Pages and pages of one-minute videos from future space cadets, all answering prescribed questions, many while holding their iPhones at arm’s length.
What makes you a perfect candidate for this mission to Mars? Ljubinka from Serbia says she’s ideal because her double major in geology and interior design will allow her to “prettily arrange the rocks on Mars.”
How would you describe your sense of humor? Mike from the United States says his sense of humor is “essentially goofy.” That could be because Mike, sitting shirtless in the dark, seems essentially high.
Rajkamal, leaning too close to the camera in Bangladesh, says he employs “situational humor including sarcasm and puns.” Key characteristics for space travel and interplanetary colonization.
OK, we must know the selection criteria! I’ll just have a look at the application.

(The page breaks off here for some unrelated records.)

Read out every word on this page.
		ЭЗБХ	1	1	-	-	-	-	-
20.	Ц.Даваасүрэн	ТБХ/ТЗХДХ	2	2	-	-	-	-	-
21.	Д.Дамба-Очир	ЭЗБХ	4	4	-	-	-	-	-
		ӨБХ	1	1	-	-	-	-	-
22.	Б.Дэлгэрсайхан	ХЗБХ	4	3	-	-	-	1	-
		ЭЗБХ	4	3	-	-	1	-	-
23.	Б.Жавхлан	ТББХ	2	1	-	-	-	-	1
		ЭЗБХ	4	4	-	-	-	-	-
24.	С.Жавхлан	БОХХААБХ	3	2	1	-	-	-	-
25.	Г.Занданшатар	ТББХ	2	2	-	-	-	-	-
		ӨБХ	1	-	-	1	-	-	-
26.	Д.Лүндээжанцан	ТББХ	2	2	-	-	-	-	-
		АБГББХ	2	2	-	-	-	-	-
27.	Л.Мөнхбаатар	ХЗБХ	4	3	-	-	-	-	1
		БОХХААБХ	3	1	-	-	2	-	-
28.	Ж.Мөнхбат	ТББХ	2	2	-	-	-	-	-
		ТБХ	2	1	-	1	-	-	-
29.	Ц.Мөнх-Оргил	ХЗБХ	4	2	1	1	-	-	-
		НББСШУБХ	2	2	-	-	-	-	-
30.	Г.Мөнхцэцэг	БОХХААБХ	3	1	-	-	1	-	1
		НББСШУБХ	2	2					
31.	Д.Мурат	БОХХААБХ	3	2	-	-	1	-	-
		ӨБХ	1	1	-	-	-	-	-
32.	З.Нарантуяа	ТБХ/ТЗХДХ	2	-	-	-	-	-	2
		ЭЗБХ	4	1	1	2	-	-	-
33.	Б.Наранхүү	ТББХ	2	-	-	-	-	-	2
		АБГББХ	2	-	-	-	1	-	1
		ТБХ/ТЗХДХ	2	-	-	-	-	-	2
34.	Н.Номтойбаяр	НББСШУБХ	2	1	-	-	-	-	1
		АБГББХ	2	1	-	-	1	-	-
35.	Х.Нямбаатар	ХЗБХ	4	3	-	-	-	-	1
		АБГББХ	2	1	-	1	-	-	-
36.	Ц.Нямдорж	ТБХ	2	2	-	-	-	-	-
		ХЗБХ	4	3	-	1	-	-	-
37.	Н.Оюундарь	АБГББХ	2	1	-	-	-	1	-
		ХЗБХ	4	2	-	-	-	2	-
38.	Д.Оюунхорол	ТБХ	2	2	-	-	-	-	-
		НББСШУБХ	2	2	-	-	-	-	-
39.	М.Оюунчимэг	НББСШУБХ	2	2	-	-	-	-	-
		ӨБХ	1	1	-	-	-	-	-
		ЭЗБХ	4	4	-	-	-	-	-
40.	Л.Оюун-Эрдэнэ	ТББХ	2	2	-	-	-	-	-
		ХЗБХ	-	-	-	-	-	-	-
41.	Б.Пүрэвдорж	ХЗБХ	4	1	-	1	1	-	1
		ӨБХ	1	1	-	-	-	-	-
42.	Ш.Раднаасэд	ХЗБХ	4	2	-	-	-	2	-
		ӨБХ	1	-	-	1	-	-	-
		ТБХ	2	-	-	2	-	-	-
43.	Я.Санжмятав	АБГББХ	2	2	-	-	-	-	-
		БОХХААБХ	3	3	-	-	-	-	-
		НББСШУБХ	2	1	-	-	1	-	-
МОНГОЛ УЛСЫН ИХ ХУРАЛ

Oh. Another form. Hey! They’ve already filled in my name, gender and birthdate in that weird Netherland-ic format: date/month/year. That’s odd.
It looks like I’ll have to fill in more blanks before I can see the rest of the questions.
Before I could say “Carl Sagan” I was telling someone in Amsterdam that I’m a curious and engaging person who gets along well with all kinds of people. As though under a spell I explained my long-standing interest in the cosmos and our place in it.
I couldn’t stop. Zombie-like, I was drawn to the Private Questionnaire. Now we begin to see the kinds of situations they anticipate on Jersey Shore, er, Mars.
They want me to “describe an event that increased your stress levels dramatically” and “an incident that frightened you.” Well! I was a high school principal! I don’t know how Mars can top that for fear and stress. I mean, I could tell you stories!
That’s when I began to realize that I am an ideal candidate. I’ve come this far. My conscience won’t let me turn back now.
Yes! With your help, I can make the cut. Look for my video this summer.